I’ll take a robo-pet or even a robo-wife (take out the sound card, please), but I don’t want a robo-cop, judge, jury or executioner. Not, yet, anyway. I think we’re hundreds of years away from AI that can accurately emulate the intricacies of law, jurisprudence and social thought.

I would however like to see the dash-cam concept broadened significantly to include full video and sound recording of the activities of all public servants. While a public servant is on duty, the public should have access to the public servants services.

I believe video and data storage costs have tumbled to a level making it not too cost prohibitive to provide this ubiquitously across the board. Some type of forehead-cam or glasses-mounted-cam should suffice. If you’re a public servant and you’re on-duty, you’ve got to have your forehead-cam on (you can turn it off at lunchtime or when taking a dump).

The video/audio gets streamed directly to a secure cloud and remains there till most statutes of limitations have been exceeded, then is automatically erased. What the public servant sees and hears, the public can view, by order of a judge.

I believe this will significantly reduce the amount of police abuse and also allow me to see where my mailman is wrongfully delivering my mail (I get neighbors mail delivered to my address nearly every day—and I know I’m not getting mail that is addressed to me. Where the hell are my jelly beans I ordered from Amazon last week, Mr. Mailman!)

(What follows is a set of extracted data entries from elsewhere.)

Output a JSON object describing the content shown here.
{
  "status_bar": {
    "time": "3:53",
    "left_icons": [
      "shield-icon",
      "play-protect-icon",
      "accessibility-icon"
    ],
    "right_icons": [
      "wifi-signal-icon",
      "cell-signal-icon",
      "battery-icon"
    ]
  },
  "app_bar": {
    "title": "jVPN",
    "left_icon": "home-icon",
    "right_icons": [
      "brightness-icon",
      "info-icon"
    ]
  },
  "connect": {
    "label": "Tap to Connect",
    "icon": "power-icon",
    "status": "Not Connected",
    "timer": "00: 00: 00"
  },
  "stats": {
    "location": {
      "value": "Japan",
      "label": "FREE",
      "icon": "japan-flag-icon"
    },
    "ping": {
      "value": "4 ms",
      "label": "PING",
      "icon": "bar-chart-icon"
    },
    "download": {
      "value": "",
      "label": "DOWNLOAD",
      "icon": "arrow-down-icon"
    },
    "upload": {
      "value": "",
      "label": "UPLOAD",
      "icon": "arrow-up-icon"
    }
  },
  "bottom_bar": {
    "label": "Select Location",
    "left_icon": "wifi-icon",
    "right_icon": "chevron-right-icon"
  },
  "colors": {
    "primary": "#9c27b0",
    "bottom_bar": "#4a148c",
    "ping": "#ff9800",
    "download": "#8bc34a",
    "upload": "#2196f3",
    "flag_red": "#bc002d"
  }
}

Morally, aesthetically or for the purposes of estimating someone’s academic progress? These are subjective judgements, based on a combination of a priori standards and internalised communal or institutional experience. The kind of problems OP is trying to operationalise out of existence arise because different people and institutions have internalised different standards and experiences, which have therefore drifted apart. The only quantification that I can see applying is (a) voting (b) judges assessing precedents and trying to come to some sense of what is generally held to be right in society (which isn’t necessarily the same as reflected in election results).

I still don’t really understand what you’re saying. Is it possible to come to a common-sense judgement that simply cannot be explained or rationalised? A conclusion that is right, but we can’t explain why?

I don’t understand how we would know that such a judgement was the correct one, or why we would think so.

We’re a ways off from ceding authority to AI, though Google is working hard to prove me wrong. We might be seeing related developments soon though. Computer algorithms assist with extending loans in a big way. They are also used to help physicians interpret electro-cardiograms. It’s not too hard to imagine a program that summarizes relevant precedent and recommends a sentence based on past judicial cases. The judge could use it as a baseline or toss it out altogether as he sees fit. Over time deviations from the recommendations might get smaller since disagreements with the norm may make the judge susceptible to review by appellate courts.

Of course we can, but the problem is in constructing the system in such a way as to allow for the changing interpretations of “correct” at different times and in different circumstances, and for those changes to be rationalised/quantified/robotised at some speed.

I don’t trust humans that alone AI.

Any thing that makes choice or decision making I don’t trust.

And unless programmers of future can program OS hell lot better than programmers to day is disaster about to happen.

A robot kill switch sounds nice but if there holes in the programming than what is to say it will work or not.